Health insurance

The recent $25.6 million verdict against Aetna insurance company exposes another flaw in the payment systems of US healthcare. The gist of the case is that Aetna denied coverage for proton beam therapy for stage 4 nasopharyngeal cancer which the plaintiff argued as showing bad faith by Aetna to the insured, who died before the verdict. Evidence showed that Aetna’s denial of the claim involved overworked and possibly under-qualified doctors. The reviewers were working in the interest of their employer’s bottom line, and the employee receives pay based in part on the profitability of the company. This part should come as no surprise as an employee is working for the benefit of their employer as much as or sometimes more than working for the benefit of the insured or the customer. 

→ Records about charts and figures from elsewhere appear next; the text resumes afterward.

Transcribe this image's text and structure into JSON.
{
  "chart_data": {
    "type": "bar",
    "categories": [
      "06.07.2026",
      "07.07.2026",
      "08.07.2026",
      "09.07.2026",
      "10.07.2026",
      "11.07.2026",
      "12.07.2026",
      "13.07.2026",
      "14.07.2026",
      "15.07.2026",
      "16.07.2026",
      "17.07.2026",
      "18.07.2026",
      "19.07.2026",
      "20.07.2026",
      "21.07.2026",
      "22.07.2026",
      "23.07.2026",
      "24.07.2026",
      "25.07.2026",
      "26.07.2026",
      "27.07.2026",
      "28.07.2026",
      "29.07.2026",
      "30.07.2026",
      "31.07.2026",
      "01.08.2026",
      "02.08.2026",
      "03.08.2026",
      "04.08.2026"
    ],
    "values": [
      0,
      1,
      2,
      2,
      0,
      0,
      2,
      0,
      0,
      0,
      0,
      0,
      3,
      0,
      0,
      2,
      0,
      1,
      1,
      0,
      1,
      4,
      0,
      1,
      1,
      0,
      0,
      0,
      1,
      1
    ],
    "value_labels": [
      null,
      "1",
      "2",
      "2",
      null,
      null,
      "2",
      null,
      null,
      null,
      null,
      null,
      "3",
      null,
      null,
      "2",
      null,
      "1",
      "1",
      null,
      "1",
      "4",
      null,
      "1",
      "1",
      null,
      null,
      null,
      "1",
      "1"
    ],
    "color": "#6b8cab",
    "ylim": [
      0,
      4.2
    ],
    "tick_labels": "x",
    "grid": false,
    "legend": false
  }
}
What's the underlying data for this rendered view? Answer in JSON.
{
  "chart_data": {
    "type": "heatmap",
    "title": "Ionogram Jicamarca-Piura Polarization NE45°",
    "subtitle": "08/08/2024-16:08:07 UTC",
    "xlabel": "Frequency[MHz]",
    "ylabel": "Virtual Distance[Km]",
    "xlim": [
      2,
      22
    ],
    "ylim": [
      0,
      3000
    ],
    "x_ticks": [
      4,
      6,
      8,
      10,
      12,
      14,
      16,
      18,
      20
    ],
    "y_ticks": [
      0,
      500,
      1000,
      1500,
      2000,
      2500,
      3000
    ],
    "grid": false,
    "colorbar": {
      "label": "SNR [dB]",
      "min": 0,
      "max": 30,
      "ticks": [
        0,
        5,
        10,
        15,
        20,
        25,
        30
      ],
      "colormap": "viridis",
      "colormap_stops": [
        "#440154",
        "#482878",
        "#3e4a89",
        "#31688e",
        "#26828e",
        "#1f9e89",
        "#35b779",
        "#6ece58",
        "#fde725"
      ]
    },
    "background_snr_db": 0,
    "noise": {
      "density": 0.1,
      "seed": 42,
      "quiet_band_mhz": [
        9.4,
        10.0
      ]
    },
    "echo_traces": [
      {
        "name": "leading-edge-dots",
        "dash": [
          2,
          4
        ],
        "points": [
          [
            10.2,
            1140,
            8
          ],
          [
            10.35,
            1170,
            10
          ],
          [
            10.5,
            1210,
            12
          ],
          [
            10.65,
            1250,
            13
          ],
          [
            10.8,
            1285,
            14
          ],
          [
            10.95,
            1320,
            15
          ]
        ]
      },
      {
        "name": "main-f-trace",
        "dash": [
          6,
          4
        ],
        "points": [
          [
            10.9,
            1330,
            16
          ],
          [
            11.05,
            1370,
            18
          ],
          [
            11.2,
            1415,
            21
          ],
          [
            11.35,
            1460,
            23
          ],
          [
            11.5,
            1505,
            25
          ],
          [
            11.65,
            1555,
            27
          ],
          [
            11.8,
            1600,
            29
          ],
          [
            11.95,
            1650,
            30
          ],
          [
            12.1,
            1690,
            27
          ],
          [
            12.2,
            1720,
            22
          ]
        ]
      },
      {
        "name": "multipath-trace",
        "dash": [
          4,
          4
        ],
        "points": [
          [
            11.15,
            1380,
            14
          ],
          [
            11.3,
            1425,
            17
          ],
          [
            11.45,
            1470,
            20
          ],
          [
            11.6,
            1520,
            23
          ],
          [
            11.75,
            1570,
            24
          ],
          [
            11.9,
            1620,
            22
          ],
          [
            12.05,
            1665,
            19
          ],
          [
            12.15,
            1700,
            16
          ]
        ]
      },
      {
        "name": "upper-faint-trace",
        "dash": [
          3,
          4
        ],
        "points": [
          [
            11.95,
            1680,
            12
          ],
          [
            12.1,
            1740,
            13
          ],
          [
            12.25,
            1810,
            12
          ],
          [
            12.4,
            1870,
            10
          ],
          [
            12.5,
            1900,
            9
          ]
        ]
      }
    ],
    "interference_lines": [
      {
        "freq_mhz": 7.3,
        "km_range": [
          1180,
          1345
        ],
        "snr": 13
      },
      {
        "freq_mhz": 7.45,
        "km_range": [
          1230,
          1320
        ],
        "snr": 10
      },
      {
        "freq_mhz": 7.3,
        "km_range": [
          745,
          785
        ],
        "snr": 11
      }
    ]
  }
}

This conflict of interest issue is another part of the complexity of our health payment system. Payers should always have the right to review claims, reduce fraud and save money. However, who does this and how it is done is not as easy as some might think it should be. Even with government-sponsored payers and non-profits, the conflict can still be present. How the review of claims and the reduction of fraud must be continually reviewed in and of itself by payers of all sorts, public and private, non-profits and for-profits. When there remains such a large amount of money sloshing through the health system daily, there must be a standard method devised by insurers and providers, who are smart people, to make decisions regarding necessary and unnecessary procedures fairly and honestly. As a first step, the pre-authorization processes must become more transparent and standardized across payers along with claim denials and appeals processes. The payer cannot withhold authorizations and payments in order to make more money for themselves as may very well be true in some instances without regard for the value of the life and health of the insured.